Well, the obvious answer is to modify it. We won’t get the same light, wispy texture of the manufactured fabric, but we could get something just as appealing and possibly even better by choosing carefully. The first thought that comes to mind is fingering weight yarn, in a linen or cotton, possibly even a silk blend. Looking at my stash I don’t have linen or cotton that fine and the only silk I have is pure. While the gauge of the silk would be perfect (I got it from Bali Silks), the weight of it wouldn’t give me the drape I needed – well, it would initially, but over time it wouldn’t retain it’s shape. I can maybe try and combine it with a very fine wool?
My second thought comes from looking at a ball of Noro Silk Garden Sock yarn that I have. I know, sock yarn?? This one is different in that it is composed of wool/silk/nylon/and kid mohair in 40%/25%/25%/10% amounts. It would work but not for the summer version – maybe the modified spring/fall version. Even though this wouldn’t work, I am thinking that I will either use a sock yarn with a bamboo component instead of wool, or make a trip to the yarn shop looking for a suitable gauge linen or cotton. I also have some Melody by JoJoland that is a very subtly shaded blue and perfect gauge. The only problem is that is is a 100% merino. Oh well, we’ll have to work this out in the next day or two … I’ll keep you posted.

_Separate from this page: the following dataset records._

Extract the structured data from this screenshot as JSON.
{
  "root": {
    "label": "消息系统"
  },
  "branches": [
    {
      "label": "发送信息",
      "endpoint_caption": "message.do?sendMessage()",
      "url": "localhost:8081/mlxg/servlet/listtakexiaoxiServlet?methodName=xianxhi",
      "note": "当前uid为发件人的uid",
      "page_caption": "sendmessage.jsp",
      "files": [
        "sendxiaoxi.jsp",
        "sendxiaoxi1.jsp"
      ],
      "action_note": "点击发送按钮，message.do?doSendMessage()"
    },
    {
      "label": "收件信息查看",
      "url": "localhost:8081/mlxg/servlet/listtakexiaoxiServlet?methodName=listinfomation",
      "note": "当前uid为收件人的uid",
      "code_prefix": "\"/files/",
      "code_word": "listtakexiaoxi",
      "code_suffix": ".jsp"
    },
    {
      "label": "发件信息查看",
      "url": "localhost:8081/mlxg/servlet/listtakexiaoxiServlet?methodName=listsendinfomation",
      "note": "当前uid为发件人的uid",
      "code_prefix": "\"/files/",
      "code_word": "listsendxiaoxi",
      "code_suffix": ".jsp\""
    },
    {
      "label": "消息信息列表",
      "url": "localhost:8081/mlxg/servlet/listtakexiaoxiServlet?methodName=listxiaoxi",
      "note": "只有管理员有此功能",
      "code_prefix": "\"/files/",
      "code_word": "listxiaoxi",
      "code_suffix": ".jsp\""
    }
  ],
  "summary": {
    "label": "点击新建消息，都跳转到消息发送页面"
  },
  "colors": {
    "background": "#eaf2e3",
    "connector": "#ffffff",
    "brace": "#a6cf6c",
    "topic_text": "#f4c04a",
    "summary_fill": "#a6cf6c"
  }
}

The second piece of this puzzle is to try and get a look at a completed garment. Pictures are nice, but not the same as seeing it on somebody and being able to look at every detail. I read some of the reviews, and discovered that there are a few problems with the garment, making a model fitting even more important. The first one was that the armholes were too big. So big in fact that the entire side of your bra shows through. I had already solved this problem even before I knew it was one. I had planned to have a ruffled short sleeve. I immediately thought the addition of a short sleeve with ruffles would really add to this and complement the cowl nicely.
Another comment was in the length of the top and yet another was that it was too boxy. That is easily remedied again by adding an A-line shape to it and then noting where the length can be modified in the pattern (between the waist and bust line in this case). Even though those aren’t huge issues, I would still like to see this on someone. I for instance am unsure how the cowl is attached, if it is. Maybe if it is it would be better made separately, giving you the option of wearing it or not. Or making one in a complementary color? As you can see there’s a lot to sort out before the first swatch. So if anybody in my neck of the woods reading this would like to be my guinea pig, please send me a comment and let me know. I’m planning on going to check it out in the store tomorrow – so let me know fast! Yeah, when we’re done you’ll get to keep it – it probably wouldn’t look as good on me anyways!